The Thursday night show was the first of two “All Stars” performances presented in conjunction with the 5th Annual Art Crawl, in which 22 art galleries of Echo Park, Silver Lake and Los Feliz open their doors for “two nights and a day” of art viewing. The crawl ends today, with galleries open from 12 to 7 p.m. (www.ceart.com/artcrawl).
The performance art event took place in front of the newly opened Ortobello Gallery, where the show’s dreadlocked, tattooed audience, sporting their thrift-shop fantasies, mixed with a handful of pearl-wearing art collectors. Curious neighbors, children and a cinnamon-colored dog observed the action from afar. Over near the Mudpeople, a transaction of some type took place between a visitor wielding a video camera and a group of locals bearing handfuls of fruit.
Under Thursday’s almost full moon, Frankel and Calogera sent their eccentric rhythms toward the clear sky; bespectacled monologuist Simone Gad bared her quirky soul; two members of Kittenfreaky sang and, for one number, invited the audience to join them in loud, improvised monkey sounds. Several did, ooo-ooo-OOO. The male-female singing duo Tyrants in Therapy upset the Dark Bob by belting songs laced with profanity--flouting the taste guidelines laid down for the outdoor, city-sponsored event.

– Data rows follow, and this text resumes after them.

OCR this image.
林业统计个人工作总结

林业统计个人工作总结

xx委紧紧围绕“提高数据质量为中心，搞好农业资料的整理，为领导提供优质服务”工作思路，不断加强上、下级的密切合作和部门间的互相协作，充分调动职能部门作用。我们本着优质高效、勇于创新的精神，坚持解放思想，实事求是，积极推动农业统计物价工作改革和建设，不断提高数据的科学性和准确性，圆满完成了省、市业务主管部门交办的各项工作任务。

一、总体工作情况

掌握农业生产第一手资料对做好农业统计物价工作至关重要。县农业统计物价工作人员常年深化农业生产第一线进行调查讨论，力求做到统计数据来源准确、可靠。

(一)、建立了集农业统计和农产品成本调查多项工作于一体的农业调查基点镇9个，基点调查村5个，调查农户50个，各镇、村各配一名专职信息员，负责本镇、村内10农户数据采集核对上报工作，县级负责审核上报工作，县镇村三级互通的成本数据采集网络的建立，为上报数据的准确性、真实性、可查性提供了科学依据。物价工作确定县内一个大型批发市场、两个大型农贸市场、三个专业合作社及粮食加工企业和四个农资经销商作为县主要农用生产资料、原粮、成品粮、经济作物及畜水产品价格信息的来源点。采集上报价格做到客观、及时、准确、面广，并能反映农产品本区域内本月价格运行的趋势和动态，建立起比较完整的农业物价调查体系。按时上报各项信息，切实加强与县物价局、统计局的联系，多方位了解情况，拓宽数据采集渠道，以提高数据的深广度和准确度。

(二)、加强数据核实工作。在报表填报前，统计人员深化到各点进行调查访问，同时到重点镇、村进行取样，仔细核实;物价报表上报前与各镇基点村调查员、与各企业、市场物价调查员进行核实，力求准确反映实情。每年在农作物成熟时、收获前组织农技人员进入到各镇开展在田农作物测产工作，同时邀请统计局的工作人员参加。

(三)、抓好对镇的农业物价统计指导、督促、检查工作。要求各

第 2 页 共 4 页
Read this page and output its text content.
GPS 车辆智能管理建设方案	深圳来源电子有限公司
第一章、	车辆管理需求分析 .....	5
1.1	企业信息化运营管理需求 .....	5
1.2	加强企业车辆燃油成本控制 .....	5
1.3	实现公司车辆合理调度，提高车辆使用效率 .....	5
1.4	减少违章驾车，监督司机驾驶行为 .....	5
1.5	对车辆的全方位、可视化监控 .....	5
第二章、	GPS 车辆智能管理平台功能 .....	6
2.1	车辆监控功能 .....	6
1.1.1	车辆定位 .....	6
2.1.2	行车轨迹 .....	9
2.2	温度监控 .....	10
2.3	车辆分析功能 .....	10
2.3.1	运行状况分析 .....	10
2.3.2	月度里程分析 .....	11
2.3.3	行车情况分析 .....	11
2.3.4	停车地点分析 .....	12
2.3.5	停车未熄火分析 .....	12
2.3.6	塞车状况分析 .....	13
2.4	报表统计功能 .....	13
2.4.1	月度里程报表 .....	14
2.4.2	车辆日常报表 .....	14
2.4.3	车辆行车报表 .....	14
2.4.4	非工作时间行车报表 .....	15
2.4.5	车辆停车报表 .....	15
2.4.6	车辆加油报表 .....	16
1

Lida Abdullah entered into a deeply personal ritual that involved using plastic wrap to package herself together with a dollhouse, over which she had poured ketchup and mayonnaise. During the performance, she blew soap bubbles while moaning out a chant that seemed to deal with unity: “one house, one moon, one sexuality, one, one, one....”
Marcus Kuiland-Nazarios’ performance involved installing himself in the cab of the truck/stage, offering 10-minute private anger counseling to audience members. This evening’s “clients” included well-known performance artist John Fleck; Keith Antar Mason, artistic director of the Venice-based African American performance ensemble Hittite Empire, and Mount Washington artist Josie Koth, who said she felt much better after the experience.
Kuiland-Nazarios felt better, too--that is, until he stepped out of the truck to witness Abdullah’s moans and bubbles. “Now that makes me angry,” he said.